What's the good part of there being no blacks on the Jetsons? It means the future will be great!
Q: What did the baby say as I threw it in the blender? A: I didn't catch it, I was too busy masturbating.
Did you hear about the cannibals who captured a scrawny old hunter? It sure gave them something to chew over.
Q: Where do one-legged people eat? A: IHOP.
Q: How many dead babies can you fit in a blender? A: I don't know, I just like to hear them scream. Q: How do you get them out? A: Chips.
A man wakes up and finds himself in a hospital room, one with only himself in it. He has no recollection of how he got there. While pondering it, his bedside phone rings, and he answers it. A doctor on the other end identifies himself, and tells the man: "I have really bad news. You're very sick. After your collapse yesterday, we ordered several tests, and got the results back this morning. I'm afraid you have Avain flu, Ebola, and you're positive for HIV and hepatitis." Stunned, the man asks "Well, what's next!? What are you going to do?" The doc replies: "Well, for starters, we're putting you on a strict diet of only pizza." The patient asks: "Will that really help me, doctor?" "No", the doc responds. "But it's all we can fit under the door."
I saw a man with one arm shopping in a second hand store. I thought "You are never going to find here what you are looking for"...
Q: Where does a black jew go? A: The back of the oven.
What happened when the cannibal bit off a missionary's ear? He had his first taste of Christianity!

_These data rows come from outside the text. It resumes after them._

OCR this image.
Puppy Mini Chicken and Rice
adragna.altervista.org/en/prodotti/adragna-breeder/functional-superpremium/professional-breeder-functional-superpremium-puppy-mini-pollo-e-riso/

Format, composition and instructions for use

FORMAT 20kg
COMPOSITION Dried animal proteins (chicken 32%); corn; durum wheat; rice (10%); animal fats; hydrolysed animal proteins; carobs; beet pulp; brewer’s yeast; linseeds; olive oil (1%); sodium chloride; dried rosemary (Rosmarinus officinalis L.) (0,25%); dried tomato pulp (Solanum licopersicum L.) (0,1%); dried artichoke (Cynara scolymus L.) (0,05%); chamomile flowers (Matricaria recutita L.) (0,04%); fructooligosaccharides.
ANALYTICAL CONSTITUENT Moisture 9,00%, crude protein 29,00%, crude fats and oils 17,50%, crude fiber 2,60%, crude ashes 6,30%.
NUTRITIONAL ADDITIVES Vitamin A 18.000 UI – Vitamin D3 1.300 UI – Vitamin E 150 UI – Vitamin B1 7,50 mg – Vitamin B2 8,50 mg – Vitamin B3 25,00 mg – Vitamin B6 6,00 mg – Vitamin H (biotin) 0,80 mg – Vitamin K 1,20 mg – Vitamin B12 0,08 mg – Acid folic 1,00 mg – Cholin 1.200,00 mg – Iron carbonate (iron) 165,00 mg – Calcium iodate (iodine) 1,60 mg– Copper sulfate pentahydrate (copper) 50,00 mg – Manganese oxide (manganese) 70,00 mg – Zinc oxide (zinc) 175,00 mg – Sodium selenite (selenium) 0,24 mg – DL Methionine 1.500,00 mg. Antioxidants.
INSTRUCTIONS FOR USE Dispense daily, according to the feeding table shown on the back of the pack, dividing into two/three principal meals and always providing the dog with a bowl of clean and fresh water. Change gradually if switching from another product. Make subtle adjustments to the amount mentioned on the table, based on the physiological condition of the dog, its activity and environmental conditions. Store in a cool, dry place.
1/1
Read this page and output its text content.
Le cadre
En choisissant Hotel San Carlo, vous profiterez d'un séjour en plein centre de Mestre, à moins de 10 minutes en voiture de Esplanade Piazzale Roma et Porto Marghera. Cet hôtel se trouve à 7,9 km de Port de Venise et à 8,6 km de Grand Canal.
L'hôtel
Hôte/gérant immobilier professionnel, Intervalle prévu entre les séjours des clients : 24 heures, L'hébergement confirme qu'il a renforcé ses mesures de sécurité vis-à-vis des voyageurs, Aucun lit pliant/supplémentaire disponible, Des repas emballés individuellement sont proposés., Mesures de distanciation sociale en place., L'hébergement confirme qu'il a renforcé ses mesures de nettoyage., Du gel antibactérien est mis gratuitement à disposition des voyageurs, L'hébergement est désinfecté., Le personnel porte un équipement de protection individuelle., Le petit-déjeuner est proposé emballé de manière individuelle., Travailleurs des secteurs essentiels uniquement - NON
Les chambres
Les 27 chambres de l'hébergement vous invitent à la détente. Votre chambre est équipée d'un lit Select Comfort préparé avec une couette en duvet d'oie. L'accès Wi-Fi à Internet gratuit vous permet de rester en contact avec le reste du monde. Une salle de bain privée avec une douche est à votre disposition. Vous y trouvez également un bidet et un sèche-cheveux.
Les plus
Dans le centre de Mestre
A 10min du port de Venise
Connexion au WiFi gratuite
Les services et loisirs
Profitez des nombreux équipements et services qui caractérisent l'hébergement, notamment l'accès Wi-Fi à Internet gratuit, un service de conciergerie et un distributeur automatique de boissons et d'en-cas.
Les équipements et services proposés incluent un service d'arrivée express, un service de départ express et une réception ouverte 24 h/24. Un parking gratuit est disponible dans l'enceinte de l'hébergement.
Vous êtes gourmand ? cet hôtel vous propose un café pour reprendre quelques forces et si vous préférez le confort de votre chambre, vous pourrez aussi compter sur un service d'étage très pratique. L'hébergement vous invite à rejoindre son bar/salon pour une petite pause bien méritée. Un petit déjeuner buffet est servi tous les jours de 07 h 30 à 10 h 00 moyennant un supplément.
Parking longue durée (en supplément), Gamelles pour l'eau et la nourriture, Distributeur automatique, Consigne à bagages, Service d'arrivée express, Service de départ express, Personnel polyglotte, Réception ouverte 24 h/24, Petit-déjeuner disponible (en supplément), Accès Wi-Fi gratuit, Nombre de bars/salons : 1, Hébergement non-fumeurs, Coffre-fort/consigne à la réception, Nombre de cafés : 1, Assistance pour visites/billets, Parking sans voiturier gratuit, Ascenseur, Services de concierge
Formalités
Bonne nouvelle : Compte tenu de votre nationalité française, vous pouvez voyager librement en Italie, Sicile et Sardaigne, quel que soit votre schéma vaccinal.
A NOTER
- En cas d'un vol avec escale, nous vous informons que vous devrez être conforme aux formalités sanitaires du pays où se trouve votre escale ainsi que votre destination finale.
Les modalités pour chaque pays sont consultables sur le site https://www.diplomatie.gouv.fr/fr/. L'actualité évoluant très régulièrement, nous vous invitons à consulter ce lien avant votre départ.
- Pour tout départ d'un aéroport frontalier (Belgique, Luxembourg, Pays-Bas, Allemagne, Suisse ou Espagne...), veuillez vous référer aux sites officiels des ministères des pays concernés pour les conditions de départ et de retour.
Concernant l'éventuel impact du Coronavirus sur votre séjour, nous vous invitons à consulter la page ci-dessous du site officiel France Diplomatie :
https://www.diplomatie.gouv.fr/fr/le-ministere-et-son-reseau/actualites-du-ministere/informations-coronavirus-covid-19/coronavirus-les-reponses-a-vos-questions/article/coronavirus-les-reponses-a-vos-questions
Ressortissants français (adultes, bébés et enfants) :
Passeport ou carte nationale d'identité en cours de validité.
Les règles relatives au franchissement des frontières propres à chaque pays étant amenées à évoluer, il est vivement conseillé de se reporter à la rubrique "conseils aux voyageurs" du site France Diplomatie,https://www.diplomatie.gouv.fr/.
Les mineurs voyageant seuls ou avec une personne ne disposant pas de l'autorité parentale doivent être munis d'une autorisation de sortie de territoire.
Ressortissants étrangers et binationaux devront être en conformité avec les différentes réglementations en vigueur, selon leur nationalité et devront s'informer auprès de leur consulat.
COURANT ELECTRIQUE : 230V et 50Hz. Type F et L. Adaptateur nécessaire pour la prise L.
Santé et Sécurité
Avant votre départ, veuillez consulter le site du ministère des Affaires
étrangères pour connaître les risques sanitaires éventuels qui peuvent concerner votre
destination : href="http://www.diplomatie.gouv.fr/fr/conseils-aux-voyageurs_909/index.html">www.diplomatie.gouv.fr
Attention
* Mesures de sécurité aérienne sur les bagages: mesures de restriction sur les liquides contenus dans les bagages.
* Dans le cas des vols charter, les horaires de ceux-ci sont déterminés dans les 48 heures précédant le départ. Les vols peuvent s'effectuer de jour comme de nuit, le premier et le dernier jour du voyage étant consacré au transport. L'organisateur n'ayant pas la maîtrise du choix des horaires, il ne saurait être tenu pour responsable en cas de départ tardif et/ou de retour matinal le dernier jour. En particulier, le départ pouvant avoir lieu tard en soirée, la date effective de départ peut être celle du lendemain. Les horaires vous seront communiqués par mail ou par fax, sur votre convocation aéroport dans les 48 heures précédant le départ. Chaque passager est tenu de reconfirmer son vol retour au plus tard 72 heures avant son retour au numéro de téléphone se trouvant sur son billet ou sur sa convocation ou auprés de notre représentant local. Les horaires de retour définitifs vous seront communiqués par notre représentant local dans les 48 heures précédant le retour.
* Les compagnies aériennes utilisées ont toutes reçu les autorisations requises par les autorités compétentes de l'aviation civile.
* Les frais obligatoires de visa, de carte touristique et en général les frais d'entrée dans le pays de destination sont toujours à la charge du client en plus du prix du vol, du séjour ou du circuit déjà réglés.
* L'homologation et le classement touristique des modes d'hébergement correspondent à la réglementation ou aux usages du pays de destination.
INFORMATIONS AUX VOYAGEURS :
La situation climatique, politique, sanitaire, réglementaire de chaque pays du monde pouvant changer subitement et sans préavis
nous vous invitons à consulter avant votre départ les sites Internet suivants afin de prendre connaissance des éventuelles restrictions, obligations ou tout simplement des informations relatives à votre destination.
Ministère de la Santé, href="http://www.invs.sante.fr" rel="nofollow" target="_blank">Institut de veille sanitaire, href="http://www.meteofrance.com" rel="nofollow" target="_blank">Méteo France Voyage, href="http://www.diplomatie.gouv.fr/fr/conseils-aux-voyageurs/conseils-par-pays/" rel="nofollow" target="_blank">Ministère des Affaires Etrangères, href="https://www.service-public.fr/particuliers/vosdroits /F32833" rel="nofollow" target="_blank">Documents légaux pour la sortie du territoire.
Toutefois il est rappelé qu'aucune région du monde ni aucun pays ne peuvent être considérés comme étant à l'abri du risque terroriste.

An old couple is at a fair an the old man sees a helicopter ride for $50. The old man asks his wife, "I don't have much time left. Can I take I ride in one of them helicopters?" His wife responds, "Oh well that's way too expensive." The man running the helicopter rides as a pilot hears their conversation and makes them a deal. "Hey, I'll take you on a ride for free, but you can't make one sound. If you do, then you have to pay $50." says the pilot. The couple climbs in the helicopter. The pilot takes off and does awesome tricks with the helicopter. The couple never made a sound. The pilot lands the helicopter and says, "Wow, impressive, usually people make so much noise on these rides." The old man says, "Well, I almost made a noise when my wife fell out of the helicopter, but these rides are too expensive."